For aspiring chefs:  respect your ingredients and spend time learning in depth a cuisine rather than trying to reinvent something you don’t understand.

For home cooks:  Don’t be afraid and don’t let them confuse you with complications.

Is there anything else you’d like to tell us about yourself?
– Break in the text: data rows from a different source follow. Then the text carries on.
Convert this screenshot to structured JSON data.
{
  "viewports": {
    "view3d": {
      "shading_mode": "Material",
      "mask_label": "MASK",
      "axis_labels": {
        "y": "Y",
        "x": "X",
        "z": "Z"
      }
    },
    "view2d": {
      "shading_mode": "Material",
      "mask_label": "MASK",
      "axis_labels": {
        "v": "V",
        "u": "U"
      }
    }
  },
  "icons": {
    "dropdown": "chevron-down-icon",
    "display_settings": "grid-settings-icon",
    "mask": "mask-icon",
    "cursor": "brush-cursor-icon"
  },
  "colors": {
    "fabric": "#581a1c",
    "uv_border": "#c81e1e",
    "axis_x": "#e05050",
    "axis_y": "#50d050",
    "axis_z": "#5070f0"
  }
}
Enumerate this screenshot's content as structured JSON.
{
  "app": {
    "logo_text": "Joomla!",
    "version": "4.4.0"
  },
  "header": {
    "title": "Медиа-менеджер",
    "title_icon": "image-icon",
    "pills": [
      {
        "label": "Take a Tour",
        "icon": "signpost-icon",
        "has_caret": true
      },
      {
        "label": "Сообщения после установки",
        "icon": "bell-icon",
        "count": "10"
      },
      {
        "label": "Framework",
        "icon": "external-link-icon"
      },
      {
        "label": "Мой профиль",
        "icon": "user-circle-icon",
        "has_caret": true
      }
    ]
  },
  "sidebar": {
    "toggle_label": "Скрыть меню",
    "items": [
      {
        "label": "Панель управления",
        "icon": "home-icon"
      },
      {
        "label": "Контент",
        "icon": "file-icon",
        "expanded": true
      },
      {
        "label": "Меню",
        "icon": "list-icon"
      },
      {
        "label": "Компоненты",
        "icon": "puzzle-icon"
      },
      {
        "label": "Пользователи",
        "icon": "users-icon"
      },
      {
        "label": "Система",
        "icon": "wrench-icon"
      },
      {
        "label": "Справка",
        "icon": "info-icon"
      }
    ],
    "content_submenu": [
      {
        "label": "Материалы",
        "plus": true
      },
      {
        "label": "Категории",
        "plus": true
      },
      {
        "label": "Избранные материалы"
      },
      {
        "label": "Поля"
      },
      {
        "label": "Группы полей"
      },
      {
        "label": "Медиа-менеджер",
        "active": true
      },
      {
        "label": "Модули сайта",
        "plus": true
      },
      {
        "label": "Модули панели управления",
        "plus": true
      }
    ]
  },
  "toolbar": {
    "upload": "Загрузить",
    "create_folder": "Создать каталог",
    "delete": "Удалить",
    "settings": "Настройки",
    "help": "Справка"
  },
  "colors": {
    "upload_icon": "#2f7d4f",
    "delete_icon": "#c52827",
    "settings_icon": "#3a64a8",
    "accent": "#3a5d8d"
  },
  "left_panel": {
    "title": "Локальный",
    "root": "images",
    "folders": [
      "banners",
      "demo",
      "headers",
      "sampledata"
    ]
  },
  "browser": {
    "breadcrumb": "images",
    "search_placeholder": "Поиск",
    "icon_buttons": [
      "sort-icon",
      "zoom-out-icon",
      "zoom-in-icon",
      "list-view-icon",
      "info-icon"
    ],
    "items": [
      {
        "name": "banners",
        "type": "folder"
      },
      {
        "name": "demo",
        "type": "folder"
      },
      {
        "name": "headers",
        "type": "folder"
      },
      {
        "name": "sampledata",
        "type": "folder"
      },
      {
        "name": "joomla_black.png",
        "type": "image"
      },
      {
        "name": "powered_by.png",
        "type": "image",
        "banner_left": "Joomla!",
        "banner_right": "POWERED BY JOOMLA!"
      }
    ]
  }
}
I’ve really enjoyed living in Italy, studying the foods of the regions and getting to know the people who make the food and preserve the roots of their cuisine.  I love being able to share that with visitors and help them to better understand Italy, to build memories and enjoy their vacation.

Homemade Potato Gnocchi

Homemade Potato Gnocchi

Homemade Potato Gnocchi

2 lbs red skinned potatoes
2 large eggs
2 cups flour
Salt

Preparation

Bring potatoes to a boil in salted water until cooked through, being careful not to cook too much or they become water logged. A fork should enter easily with no hard center. Peel and then put through a ricer onto your work surface. Make a well and add the egg and half of the flour and work until incorporated and evenly mixed, adding the rest of the flour as you go. Knead the dough until its just pulled together and you don’t see tiny potato pieces. Try not to overwork the dough. Form into logs, cut off half-inch sized pieces and roll them on a gnocchi board or fork.

Gorgonzola Cream Sauce

Gorgonzola Cream Sauce

Gorgonzola Sauce

4 tbsp (1/2 stick) butter
1 medium onion, chopped
6-8 fresh sage leaves
8 oz gorgonzola cheese
½ cup cream
Fresh ground pepper
Salt to taste

Preparation

Saute the onion in butter until soft, add sage leaves and continue to cook gently without browning. Add gorgonzola and cook over low heat until melted, stirring occasionally. Add cream and heat through, being careful not to boil. Season with ground pepper and check for salt; some cheese is saltier than others. Serve over homemade potato gnocchi and top with some fresh ground Parmigiana cheese as garnish.

Walnut Cream Sauce

Walnut Cream Sauce

Sugo di Noci (Walnut Cream Sauce)

1 cup walnuts, chopped fine
1 ½ cups heavy cream
1 cup grated Parmigiano cheese
4 tbsp (1/2 stick) butter
White pepper, ground
Salt

Preparation

Put the cream, walnuts, Parmigiano, and butter in a saucepan and heat. Salt and pepper to taste; bring to a simmer and then turn off heat. Allow to remain hot until pasta is cooked, then toss and serve with a sprinkling of more Parmigiano and finely chopped parsley. Because gnocchi or pasta continues to absorb liquid, you will need to save some of the pasta water to add when you toss the pasta, as it may seem dry. Serve over homemade potato gnocchi and top with some fresh grated Parmigiana Reggiano cheese as garnish.

Strawberry Semifreddo

Strawberry Semifreddo

Strawberry Semifreddo

1 cup sugar
3 cups fresh strawberries, chopped
1 teaspoon lemon juice
6 egg whites
½ cup sugar
1 pint whipping cream
Dark chocolate, melted
Strawberries for garnish, whole

Preparation

Combine the first cup of sugar together with chopped strawberries and lemon juice and bring to a boil, allowing to cook until thickened, about 10 minutes. Take it off the heat and cool completely.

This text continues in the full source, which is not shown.